Asked how the indigenization push would affect foreign banks in Zimbabwe, he drew a contrast between mining companies that hold physical assets and financial institutions:
We are in the process of consulting with them. It is important to remember banks don’t own anything [unlike mining companies that hold physical assets], they are just vehicles from people’s capital, a bank transmits wealth.
Aid
Biti’s orthodox economics and push for better governance have generated a degree of optimism among western donors, who previously withheld funding in protest against Mugabe’s rule and misuse of funds. Although aid disbursements have picked up, Biti laments the slow pace of change:
A lot of donor funds have said that they will not come into Zimbabwe as long as the Zanu-PF is there. But there are ordinary Zimbabweans that need assistance. They [aid agencies] should rightly raise the rule of law. I advocate engagement through the African Development Bank’s Zimbabwe fund, or the World Bank’s multi-donor trust fund, this [type of aid vehicule] mitigates [the risk of] corruption by Mugabe and his lot.

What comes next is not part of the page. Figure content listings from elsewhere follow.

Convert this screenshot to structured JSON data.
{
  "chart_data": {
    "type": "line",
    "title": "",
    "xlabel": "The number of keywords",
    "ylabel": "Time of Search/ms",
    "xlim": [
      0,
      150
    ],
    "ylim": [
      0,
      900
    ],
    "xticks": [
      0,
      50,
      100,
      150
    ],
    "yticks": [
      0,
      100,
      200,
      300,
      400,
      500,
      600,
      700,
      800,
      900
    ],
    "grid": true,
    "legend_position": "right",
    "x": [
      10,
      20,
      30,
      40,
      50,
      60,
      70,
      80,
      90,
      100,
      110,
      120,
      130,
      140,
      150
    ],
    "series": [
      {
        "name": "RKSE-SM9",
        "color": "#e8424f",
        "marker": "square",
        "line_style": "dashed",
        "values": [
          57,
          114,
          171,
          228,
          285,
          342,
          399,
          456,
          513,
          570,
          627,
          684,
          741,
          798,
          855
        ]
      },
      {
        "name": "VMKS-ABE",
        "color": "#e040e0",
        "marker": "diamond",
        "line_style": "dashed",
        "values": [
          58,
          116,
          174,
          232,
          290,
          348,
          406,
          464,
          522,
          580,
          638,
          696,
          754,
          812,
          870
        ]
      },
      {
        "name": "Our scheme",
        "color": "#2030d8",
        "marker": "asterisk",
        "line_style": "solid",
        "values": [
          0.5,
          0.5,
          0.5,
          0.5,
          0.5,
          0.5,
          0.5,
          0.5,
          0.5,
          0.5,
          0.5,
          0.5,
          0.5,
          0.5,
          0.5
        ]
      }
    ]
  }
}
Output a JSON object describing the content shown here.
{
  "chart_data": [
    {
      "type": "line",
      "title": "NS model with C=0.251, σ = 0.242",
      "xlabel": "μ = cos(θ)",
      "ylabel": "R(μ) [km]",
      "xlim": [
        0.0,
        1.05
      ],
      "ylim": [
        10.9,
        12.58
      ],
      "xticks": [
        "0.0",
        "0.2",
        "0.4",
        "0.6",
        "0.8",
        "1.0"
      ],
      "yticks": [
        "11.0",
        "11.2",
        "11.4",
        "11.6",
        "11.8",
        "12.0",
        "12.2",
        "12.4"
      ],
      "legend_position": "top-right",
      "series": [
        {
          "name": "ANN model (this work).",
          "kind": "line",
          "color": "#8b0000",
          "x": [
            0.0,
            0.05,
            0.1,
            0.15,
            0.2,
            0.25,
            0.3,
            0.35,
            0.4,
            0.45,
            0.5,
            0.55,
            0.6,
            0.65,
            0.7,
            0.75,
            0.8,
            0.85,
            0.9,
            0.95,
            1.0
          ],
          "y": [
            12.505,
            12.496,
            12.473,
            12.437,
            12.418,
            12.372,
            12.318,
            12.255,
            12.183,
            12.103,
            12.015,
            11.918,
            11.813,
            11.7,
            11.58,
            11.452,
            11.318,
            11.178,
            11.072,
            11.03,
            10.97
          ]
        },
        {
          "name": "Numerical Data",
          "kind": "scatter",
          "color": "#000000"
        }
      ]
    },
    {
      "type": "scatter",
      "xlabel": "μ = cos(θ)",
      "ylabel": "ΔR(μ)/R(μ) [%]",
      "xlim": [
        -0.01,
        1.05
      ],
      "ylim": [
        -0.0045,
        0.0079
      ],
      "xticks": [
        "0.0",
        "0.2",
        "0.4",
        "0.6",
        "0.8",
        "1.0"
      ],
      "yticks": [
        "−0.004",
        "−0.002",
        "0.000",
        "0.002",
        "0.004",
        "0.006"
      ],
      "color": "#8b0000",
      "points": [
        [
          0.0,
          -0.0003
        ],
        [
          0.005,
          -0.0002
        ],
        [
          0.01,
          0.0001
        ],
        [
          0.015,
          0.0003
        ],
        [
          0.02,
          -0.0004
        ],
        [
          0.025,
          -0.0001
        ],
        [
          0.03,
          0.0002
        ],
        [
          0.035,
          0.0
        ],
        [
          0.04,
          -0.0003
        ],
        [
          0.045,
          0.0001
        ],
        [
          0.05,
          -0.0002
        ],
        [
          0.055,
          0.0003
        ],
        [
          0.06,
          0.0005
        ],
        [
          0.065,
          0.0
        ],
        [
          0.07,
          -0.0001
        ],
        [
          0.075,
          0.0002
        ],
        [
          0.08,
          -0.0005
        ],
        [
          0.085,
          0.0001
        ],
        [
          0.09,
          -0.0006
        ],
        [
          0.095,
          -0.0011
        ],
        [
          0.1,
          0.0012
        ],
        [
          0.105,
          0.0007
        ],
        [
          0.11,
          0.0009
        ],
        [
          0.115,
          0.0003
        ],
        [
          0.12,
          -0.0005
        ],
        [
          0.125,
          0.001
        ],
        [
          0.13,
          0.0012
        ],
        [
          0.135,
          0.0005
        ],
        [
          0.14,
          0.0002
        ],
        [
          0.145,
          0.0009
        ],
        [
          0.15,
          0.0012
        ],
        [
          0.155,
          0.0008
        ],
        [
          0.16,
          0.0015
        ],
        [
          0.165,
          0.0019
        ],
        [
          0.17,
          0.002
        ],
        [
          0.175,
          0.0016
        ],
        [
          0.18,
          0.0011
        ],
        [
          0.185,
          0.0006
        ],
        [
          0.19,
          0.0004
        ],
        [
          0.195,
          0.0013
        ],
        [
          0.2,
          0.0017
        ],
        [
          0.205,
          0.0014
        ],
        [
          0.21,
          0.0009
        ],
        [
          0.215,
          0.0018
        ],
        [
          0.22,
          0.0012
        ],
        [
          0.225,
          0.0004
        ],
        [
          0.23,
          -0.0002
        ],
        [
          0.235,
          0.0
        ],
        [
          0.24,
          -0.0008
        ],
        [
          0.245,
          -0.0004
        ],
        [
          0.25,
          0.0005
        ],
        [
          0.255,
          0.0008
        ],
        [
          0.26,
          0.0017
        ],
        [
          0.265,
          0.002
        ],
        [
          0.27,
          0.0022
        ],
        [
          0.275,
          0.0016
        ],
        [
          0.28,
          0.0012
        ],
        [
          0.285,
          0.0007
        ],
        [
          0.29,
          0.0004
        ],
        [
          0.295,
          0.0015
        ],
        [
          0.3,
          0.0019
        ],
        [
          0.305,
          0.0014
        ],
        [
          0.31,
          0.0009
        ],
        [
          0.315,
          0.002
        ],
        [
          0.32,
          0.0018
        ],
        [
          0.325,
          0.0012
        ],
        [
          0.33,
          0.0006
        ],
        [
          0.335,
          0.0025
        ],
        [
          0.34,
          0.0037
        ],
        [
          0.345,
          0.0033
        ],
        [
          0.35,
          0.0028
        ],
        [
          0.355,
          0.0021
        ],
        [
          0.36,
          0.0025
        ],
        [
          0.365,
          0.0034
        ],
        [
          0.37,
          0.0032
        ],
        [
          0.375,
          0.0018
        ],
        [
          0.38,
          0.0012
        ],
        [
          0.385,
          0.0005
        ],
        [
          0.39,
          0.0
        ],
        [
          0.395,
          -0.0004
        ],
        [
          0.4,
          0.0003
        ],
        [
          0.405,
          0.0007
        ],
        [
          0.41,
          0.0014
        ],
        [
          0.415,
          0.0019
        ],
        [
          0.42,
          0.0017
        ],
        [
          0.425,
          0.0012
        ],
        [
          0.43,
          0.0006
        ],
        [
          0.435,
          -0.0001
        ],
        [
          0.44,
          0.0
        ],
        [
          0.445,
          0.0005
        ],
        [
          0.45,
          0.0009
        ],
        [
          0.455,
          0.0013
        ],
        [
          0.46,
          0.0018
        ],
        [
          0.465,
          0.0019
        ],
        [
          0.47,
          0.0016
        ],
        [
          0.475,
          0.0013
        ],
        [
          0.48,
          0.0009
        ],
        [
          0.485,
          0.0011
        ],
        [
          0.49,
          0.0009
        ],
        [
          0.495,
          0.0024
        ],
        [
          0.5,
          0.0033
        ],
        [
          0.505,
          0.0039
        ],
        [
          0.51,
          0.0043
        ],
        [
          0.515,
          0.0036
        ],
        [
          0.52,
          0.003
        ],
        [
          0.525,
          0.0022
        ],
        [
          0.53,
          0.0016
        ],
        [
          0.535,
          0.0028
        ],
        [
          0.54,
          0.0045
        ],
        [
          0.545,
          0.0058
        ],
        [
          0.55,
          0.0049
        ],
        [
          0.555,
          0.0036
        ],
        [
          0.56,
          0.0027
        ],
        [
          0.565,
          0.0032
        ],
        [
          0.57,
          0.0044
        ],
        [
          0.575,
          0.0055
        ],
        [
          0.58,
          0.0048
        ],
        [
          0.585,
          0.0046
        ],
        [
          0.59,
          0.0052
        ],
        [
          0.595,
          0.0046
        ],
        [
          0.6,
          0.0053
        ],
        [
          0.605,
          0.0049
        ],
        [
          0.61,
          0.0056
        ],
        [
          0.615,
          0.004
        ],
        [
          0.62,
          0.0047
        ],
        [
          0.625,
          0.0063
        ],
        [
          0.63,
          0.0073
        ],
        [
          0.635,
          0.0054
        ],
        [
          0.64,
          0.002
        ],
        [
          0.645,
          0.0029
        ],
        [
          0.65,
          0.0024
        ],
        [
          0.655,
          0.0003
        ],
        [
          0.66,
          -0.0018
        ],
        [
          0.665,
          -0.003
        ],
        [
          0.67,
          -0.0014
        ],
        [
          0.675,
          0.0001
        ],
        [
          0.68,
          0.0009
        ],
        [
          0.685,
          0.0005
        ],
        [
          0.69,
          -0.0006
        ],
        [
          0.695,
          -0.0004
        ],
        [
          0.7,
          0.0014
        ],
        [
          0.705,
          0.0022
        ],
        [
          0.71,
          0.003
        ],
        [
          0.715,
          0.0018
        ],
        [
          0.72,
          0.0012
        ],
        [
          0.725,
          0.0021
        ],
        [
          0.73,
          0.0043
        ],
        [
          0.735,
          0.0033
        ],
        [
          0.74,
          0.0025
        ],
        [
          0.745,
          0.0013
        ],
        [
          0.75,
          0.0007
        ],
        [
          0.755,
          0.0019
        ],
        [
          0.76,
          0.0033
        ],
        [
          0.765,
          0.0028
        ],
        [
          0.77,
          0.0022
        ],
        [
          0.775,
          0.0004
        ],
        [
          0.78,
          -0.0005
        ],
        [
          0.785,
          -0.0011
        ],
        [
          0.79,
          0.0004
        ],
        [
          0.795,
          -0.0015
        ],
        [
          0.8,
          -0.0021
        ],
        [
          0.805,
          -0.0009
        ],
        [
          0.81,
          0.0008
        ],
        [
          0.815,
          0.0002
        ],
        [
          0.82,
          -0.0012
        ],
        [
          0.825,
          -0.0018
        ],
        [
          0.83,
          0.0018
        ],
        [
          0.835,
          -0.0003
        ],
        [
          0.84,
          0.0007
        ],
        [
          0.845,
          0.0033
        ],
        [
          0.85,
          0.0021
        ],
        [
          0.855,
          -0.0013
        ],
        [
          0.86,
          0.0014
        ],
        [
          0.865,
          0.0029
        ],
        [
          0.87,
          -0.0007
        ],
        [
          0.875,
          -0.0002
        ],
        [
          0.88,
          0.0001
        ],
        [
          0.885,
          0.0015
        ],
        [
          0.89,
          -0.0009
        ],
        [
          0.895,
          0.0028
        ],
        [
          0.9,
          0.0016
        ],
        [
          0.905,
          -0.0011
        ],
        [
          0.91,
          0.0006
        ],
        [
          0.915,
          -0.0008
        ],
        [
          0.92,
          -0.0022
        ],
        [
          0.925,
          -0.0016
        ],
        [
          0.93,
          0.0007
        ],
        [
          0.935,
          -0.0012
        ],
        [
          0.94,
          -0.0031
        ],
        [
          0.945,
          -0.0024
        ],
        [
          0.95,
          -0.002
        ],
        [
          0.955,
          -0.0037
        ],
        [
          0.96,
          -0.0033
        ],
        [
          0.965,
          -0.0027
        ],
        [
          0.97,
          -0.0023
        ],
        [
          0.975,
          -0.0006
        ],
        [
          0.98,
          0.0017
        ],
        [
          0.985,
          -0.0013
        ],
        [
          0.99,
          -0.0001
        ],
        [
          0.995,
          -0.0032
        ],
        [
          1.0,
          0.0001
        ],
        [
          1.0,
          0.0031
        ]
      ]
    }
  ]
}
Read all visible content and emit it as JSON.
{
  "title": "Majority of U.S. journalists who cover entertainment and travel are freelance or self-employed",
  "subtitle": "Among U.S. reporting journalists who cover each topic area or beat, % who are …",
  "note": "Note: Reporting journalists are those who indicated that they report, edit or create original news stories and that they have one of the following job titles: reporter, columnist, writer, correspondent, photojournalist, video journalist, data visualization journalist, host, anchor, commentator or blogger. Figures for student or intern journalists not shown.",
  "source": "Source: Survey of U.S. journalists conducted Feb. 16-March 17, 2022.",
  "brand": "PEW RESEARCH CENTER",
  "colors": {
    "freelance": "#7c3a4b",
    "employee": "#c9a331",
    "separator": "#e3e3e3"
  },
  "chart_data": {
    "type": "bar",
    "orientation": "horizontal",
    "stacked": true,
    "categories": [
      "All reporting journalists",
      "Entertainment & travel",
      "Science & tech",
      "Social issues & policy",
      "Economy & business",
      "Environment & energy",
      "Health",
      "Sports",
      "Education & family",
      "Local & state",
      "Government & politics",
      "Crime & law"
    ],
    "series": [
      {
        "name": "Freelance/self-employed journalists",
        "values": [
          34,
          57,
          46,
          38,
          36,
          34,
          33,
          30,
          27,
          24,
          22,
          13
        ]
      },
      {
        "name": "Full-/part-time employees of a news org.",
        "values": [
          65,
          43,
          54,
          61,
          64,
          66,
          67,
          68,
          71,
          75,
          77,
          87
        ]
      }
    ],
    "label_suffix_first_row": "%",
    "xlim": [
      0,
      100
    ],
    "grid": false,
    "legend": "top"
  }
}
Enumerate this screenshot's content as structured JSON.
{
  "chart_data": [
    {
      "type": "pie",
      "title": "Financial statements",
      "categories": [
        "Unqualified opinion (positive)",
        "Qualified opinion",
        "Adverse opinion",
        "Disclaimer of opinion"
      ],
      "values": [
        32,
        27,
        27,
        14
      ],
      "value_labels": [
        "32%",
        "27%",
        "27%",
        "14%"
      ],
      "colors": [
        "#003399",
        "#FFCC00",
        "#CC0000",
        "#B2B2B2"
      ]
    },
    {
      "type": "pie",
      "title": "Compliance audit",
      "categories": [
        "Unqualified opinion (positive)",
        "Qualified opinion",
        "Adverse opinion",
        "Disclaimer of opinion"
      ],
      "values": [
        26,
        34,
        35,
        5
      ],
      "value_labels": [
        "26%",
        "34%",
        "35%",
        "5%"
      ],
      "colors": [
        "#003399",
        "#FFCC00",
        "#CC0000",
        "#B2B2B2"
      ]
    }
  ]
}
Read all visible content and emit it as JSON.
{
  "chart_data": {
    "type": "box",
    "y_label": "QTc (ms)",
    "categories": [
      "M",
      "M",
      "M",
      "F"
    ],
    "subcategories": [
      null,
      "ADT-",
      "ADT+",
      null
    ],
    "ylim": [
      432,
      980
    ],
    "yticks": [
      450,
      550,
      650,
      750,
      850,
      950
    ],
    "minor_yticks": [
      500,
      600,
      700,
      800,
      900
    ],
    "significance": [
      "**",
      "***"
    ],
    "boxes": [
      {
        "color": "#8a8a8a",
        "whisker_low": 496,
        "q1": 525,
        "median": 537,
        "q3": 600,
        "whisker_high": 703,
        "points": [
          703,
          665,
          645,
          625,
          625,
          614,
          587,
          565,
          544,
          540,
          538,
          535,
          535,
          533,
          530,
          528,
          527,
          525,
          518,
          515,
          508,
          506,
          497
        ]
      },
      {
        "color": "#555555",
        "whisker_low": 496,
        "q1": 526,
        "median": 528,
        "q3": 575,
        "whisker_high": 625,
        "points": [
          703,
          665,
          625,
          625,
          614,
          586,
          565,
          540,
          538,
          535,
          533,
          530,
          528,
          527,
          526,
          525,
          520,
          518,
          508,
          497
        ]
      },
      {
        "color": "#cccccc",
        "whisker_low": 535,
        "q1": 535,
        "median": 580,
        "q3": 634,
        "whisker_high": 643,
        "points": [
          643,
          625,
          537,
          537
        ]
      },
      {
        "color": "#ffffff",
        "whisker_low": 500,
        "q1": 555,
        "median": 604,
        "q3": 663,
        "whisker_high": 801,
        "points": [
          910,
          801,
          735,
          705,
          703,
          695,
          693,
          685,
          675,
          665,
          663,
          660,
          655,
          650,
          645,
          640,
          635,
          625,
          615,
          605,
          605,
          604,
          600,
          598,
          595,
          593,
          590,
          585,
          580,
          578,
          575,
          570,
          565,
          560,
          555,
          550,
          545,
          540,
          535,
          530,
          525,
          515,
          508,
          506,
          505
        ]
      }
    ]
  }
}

Zimbabwe is suffering from a huge capital shortage, we need overseas development assistance. The ratio of revenues to GDP is 30 per cent, which is highest on African continent, usually its 15 per cent but donors have not been a party vis and viz Zimbabwe.
China
Supporters of Mugabe, and others, often moot the prospect of Chinese FDI and aid into Zimbabwe as a tool for disengaging from the West. But Biti flatly denied China had a strategic presence in the country:
We have not received bilateral aid from China and we have yet to see the fruits of its investment [in Africa].
Estimates
For the 2011 fiscal year end-December, he forecast 9.3 per cent growth, 4.5 per cent inflation, a balanced cash budget, a current account deficit, a marginally surplus capital account, 23 per cent expansion of the agricultural sector and 44 per cent growth in mining.
Reforms
He pledged the following:
- To introduce a new income tax act.
- Establish a new financial services supervisory body to oversee the beleaguered banking system.
- Demutualise the stock exchange.
- Establish central depository services.
- Look into allowing dual citizenship in order to attract the diaspora.
Biti is battling valiantly to heal Zimbabwe’s economic wounds, but to kickstart a sustainable recovery, political stability is desperately, desperately needed.